OREANDA-NEWS. Fitch Ratings has assigned Bright Food Singapore Holdings Pte. Ltd.'s EUR400m 1.625% notes a final rating of 'A-'. The notes are to be unconditionally and irrevocably guaranteed by China-based Bright Food (Group) Co., Ltd. (BFG, A-/Stable).

The notes are rated at the same level as BFG's senior unsecured debt rating as they represent direct, unconditional, unsecured and unsubordinated obligations of the company. The final rating follows the receipt of documents confirmation to information already received and is in line with the expected rating assigned on 12 May 2016.

KEY RATING DRIVERS

Strong Linkage with Shanghai SASAC: BFG is credit-linked to Fitch's internal assessment of the creditworthiness of the Shanghai Municipality. The company's linkage with the Shanghai State-owned Assets Supervision and Administration Commission (SASAC) has strengthened significantly following the state's zero-cost injection of Shanghai Liang You Group (LY) into BFG in May 2015. The asset injection, reflecting the Shanghai SASAC's intention to consolidate state-owned food and agricultural resources under its remit, is strong evidence of government support and further enhances BFG's strategic position in food production, supply and distribution, and quality control.

After the asset injection, BFG will be responsible for managing more than 80% of the policy grain reserves and 100% of the policy edible oil reserves in Shanghai. The injection also extends BFG's value chain in upstream grain cultivation and sourcing, logistics and transportation, and downstream retail distribution.

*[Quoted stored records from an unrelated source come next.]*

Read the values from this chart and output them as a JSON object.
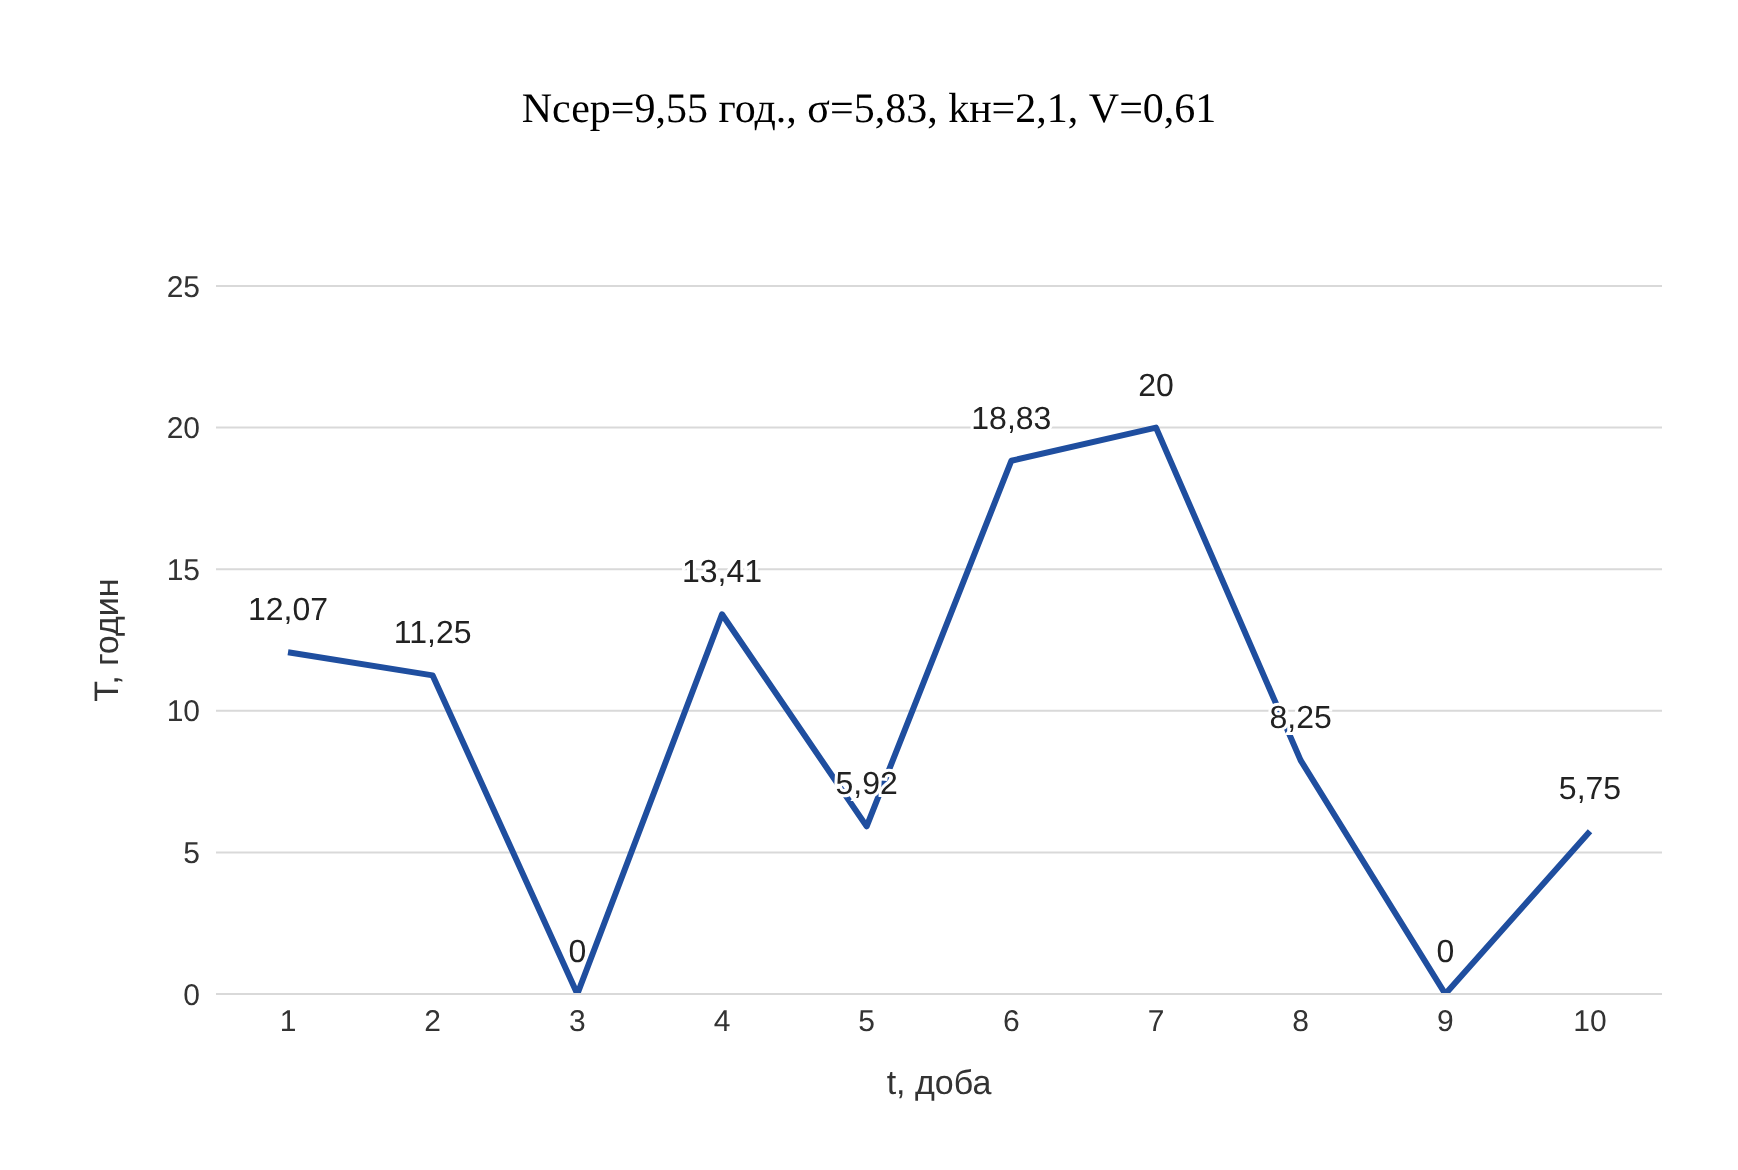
{
  "chart_data": {
    "type": "line",
    "title": "Nсер=9,55 год., σ=5,83, kн=2,1, V=0,61",
    "xlabel": "t, доба",
    "ylabel": "T, годин",
    "categories": [
      "1",
      "2",
      "3",
      "4",
      "5",
      "6",
      "7",
      "8",
      "9",
      "10"
    ],
    "series": [
      {
        "color": "#1f4e9f",
        "values": [
          12.07,
          11.25,
          0,
          13.41,
          5.92,
          18.83,
          20,
          8.25,
          0,
          5.75
        ],
        "value_labels": [
          "12,07",
          "11,25",
          "0",
          "13,41",
          "5,92",
          "18,83",
          "20",
          "8,25",
          "0",
          "5,75"
        ]
      }
    ],
    "ylim": [
      0,
      25
    ],
    "yticks": [
      0,
      5,
      10,
      15,
      20,
      25
    ],
    "grid": "y",
    "marker": "none",
    "line_style": "solid"
  }
}
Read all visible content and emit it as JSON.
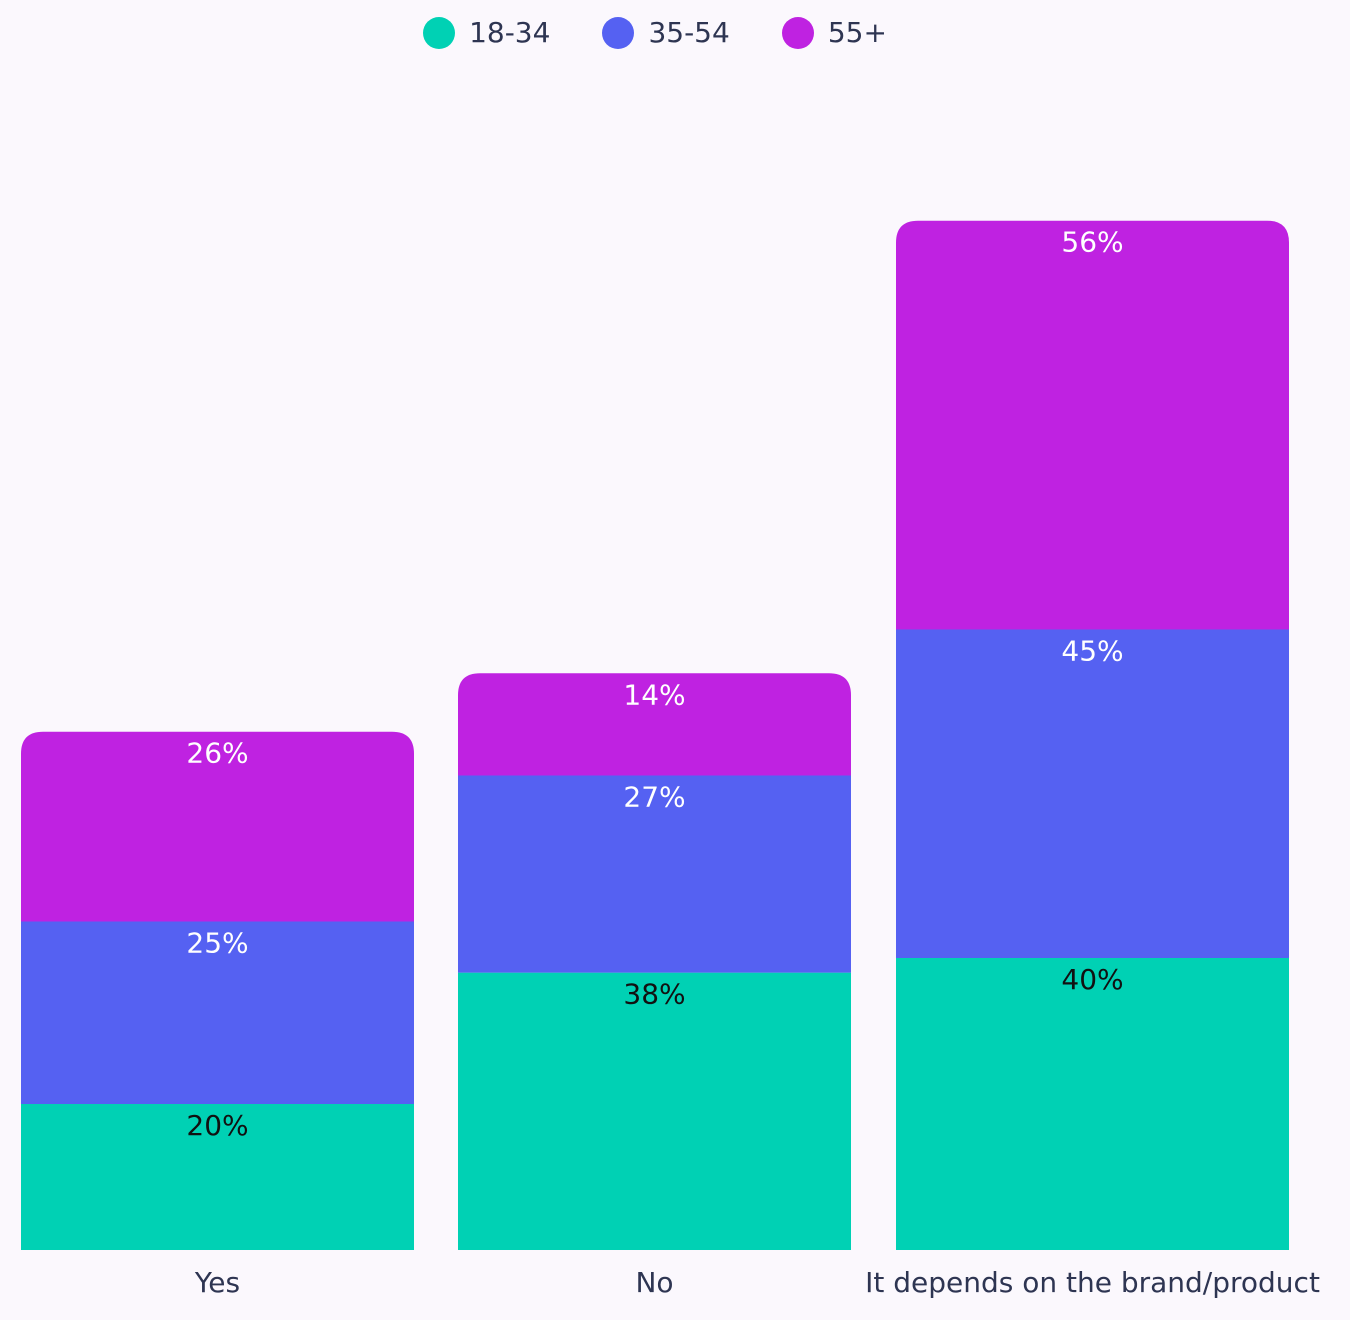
{
  "chart_data": {
    "type": "bar",
    "stacked": true,
    "categories": [
      "Yes",
      "No",
      "It depends on the brand/product"
    ],
    "series": [
      {
        "name": "18-34",
        "color": "#00d1b4",
        "label_color": "#111111",
        "values": [
          20,
          38,
          40
        ],
        "labels": [
          "20%",
          "38%",
          "40%"
        ]
      },
      {
        "name": "35-54",
        "color": "#5561f2",
        "label_color": "#ffffff",
        "values": [
          25,
          27,
          45
        ],
        "labels": [
          "25%",
          "27%",
          "45%"
        ]
      },
      {
        "name": "55+",
        "color": "#bf22e1",
        "label_color": "#ffffff",
        "values": [
          26,
          14,
          56
        ],
        "labels": [
          "26%",
          "14%",
          "56%"
        ]
      }
    ],
    "legend_position": "top-center",
    "grid": false,
    "axes_visible": false
  }
}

Competitive SOE with Pivotal Role: BFG is of critical importance for social stability and food supply in Shanghai, even though it is classified as a competitive state-owned enterprise by Shanghai SASAC. BFG has a highly strategic mandate to secure sufficient and reliable food supply and stabilise local food prices when necessary. The group supplies around 70% of green vegetables, 90% of fresh dairy, 70% of sugar and 35% of pork in Shanghai. The group also employs about 100,000 workers in the city. Shanghai SASAC is fully committed to maintaining a 100% stake in BFG given its strategic mandate.

High Financial Leverage: BFG's standalone credit profile is assessed to be non-investment grade, constrained by consistent negative FCF and high financial leverage. BFG's net leverage increased in 2015 after acquiring a 76.7% stake in Tnuva, the largest dairy producer in Israel, for about EUR1bn. While BFG's pace of outbound M&A may slow down in the coming years as management focuses on post-M&A integration, we expect BFG to remain opportunistic to capture reliable and good-quality agri-food resources at attractive valuations.

Property Unit to be Self-Funded: BFG injected its property business into one of its publicly listed subsidiaries Shanghai Haibo Co.,Ltd in 2015. The property business, considered to be non-strategic to the group, will have a limited operating scale and will source funding on its own rather than drawing resources from BFG in the future.

KEY ASSUMPTIONS

Fitch's key assumptions within the rating case for BFG include

- Revenue growth of 9%-12% in 2016-2018

- Mid-single-digit EBITDA margins

- Capex/revenue of 4% in 2016-2018

RATING SENSITIVITIES

Positive: Future developments that may, individually or collectively, lead to positive rating action include:

- A positive rating action is likely upon an upgrade of Fitch's internal assessment of the creditworthiness of the Shanghai Municipality.

Negative: Future developments that may, individually or collectively, lead to negative rating action include:

- A negative rating action could follow a lowering of Fitch's internal assessment of the creditworthiness of the Shanghai Municipality, or upon evidence of a weakening of BFG's legal, operational and strategic linkages with the Shanghai Municipality.